A study of in-person cognitive assessment of older adults in primary care at Cleveland Clinic revealed that approximately 7,000 Mini-Cog assessments were performed from January 2019 to November 2020. Ninety-five percent were normal (n = 6,739) and 5% were abnormal (n = 387).

During the COVID-19 shutdown in April 2020, no Mini-Cog assessments were performed. In May 2020, only nine were performed.

“Every month we report abnormal Mini-Cog results, which could lead to diagnosing cognitive impairment,” says Dr. Saxena. “Clearly, during the shutdown we were missing some.”

Volumes have surged since the shutdown. One year later, in April 2021, 670 tests were performed and 46 were abnormal.

“But these numbers only reflect about 40% of Cleveland Clinic primary care patients eligible for Mini-Cog testing,” notes Dr. Saxena. “Our goal is to reach at least 80% of eligible patients — somewhere between 1,600 and 1,800 patients per month. Potentially 100-200 people per month could be diagnosed with cognitive impairment or dementia with further workup.”

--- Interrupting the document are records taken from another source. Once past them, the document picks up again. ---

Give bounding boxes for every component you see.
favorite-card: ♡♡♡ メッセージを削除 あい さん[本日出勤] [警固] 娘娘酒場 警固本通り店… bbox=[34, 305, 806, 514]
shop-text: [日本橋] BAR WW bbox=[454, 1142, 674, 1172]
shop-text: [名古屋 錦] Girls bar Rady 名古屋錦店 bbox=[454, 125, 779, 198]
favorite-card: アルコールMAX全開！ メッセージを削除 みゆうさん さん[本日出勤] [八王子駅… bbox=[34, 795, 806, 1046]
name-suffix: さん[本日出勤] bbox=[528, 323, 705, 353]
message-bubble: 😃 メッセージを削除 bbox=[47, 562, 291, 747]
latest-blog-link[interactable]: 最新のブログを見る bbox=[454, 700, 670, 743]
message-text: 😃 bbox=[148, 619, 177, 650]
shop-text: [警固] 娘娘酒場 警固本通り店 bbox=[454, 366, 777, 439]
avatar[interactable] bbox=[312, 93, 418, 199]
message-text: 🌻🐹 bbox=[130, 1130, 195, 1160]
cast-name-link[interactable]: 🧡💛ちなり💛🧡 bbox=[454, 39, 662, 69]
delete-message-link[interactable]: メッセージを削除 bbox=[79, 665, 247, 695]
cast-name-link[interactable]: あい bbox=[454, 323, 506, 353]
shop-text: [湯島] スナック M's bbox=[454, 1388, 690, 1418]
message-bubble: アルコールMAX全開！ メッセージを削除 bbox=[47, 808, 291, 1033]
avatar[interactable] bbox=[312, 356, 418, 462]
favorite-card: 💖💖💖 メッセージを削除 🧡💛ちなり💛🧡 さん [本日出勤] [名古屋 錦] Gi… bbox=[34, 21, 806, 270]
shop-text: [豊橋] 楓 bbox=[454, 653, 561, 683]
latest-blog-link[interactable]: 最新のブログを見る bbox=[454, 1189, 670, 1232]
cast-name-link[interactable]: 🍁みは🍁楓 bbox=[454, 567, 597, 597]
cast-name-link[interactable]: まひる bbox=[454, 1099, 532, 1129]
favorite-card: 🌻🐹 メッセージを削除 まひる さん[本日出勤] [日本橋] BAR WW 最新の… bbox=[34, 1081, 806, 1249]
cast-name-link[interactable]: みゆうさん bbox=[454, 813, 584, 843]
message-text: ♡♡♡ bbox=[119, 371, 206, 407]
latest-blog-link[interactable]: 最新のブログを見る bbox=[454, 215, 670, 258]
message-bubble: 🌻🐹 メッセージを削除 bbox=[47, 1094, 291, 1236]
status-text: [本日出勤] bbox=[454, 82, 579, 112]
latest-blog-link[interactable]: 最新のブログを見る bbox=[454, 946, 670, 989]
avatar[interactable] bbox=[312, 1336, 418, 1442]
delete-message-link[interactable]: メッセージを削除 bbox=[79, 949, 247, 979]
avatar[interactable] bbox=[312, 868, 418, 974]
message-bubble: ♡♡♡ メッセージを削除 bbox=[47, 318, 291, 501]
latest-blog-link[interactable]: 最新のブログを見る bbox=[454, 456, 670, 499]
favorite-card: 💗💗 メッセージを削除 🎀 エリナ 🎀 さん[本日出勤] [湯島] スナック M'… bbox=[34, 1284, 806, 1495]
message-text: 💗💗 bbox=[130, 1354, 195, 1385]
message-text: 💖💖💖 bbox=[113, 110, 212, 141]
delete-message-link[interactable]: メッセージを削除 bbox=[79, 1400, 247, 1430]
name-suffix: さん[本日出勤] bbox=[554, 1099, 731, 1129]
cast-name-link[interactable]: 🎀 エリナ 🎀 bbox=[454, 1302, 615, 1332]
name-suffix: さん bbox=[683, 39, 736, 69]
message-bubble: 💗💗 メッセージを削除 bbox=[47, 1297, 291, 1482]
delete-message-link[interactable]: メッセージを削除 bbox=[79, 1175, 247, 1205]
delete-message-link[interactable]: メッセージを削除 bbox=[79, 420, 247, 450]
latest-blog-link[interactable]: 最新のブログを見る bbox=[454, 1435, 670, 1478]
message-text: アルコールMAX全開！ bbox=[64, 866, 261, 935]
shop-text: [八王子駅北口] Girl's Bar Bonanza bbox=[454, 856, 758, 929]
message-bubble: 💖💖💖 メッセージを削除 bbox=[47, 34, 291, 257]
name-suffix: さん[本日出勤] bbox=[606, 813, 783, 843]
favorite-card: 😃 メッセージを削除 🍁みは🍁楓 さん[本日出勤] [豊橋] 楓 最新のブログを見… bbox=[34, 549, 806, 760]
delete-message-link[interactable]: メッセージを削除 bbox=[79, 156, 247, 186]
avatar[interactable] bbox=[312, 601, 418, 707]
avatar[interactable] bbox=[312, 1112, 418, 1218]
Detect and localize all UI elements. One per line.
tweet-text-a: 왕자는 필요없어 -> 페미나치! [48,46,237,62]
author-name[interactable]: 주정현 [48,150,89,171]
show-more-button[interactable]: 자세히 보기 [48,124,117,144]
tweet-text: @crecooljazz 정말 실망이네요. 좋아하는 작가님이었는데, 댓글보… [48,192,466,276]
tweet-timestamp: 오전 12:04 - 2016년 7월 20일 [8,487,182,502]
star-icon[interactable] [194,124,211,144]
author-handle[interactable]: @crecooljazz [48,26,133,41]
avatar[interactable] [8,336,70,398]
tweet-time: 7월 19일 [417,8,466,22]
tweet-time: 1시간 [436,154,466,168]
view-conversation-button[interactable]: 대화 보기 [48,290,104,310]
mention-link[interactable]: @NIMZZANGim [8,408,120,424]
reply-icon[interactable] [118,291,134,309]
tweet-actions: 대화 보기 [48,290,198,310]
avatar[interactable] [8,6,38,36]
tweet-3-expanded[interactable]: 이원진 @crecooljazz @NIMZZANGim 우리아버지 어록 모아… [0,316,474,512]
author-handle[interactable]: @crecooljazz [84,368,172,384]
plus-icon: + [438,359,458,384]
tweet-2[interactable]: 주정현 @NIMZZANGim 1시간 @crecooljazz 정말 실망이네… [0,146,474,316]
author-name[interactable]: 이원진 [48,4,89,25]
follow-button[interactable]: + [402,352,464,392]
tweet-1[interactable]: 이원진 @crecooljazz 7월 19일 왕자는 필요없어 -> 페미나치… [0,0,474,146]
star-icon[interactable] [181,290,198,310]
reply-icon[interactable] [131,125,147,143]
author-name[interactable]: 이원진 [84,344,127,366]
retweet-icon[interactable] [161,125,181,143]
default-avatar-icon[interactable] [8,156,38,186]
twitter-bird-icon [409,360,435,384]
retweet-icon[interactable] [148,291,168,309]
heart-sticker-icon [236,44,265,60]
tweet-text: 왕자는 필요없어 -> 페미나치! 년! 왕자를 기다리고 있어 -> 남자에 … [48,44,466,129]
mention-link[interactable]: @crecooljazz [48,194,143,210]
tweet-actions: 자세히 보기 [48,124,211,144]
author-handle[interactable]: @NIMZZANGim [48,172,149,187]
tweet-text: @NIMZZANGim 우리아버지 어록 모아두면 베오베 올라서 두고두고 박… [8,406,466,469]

Options for virtual testing

Some tools do exist for assessing cognition virtually. For example, the Telephone Interview for Cognitive Status (TICS) and Montreal Cognitive Assessment (MoCA) 5-minute protocol can be performed by telephone. However, these tools require more practice and training, making them unsuitable for systemwide use, says Dr. Saxena. Quick and simple tools are more preferable for widespread adoption by primary care practices.


The Mini-Cog tool, while quick and simple, is not validated for use by telephone or videoconference. Even tablet computer-based tools, many of which are being developed, often require in-person instruction.

“We need to begin making these tools accessible on patients’ personal devices,” says Dr. Saxena. “How can we leverage pervasive smartphones and tablets to assess cognitive capability just by how users manipulate them and use them over a period of time? I think we will get there, but it’s a work in progress.”

As the U.S. population of older adults grows, virtual assessments will help increase screening compliance even when there isn’t a pandemic shutdown.

“We need to raise awareness of cognitive impairment and how this impacts the healthcare needs of older adults throughout all healthcare systems,” says Dr. Saxena. “The goal should be to have conversations about cognition and cognitive screening during annual wellness visits or other visit types, using assessment tools that work well with available resources and expertise in the primary care practice, and identify cognitive impairment early.”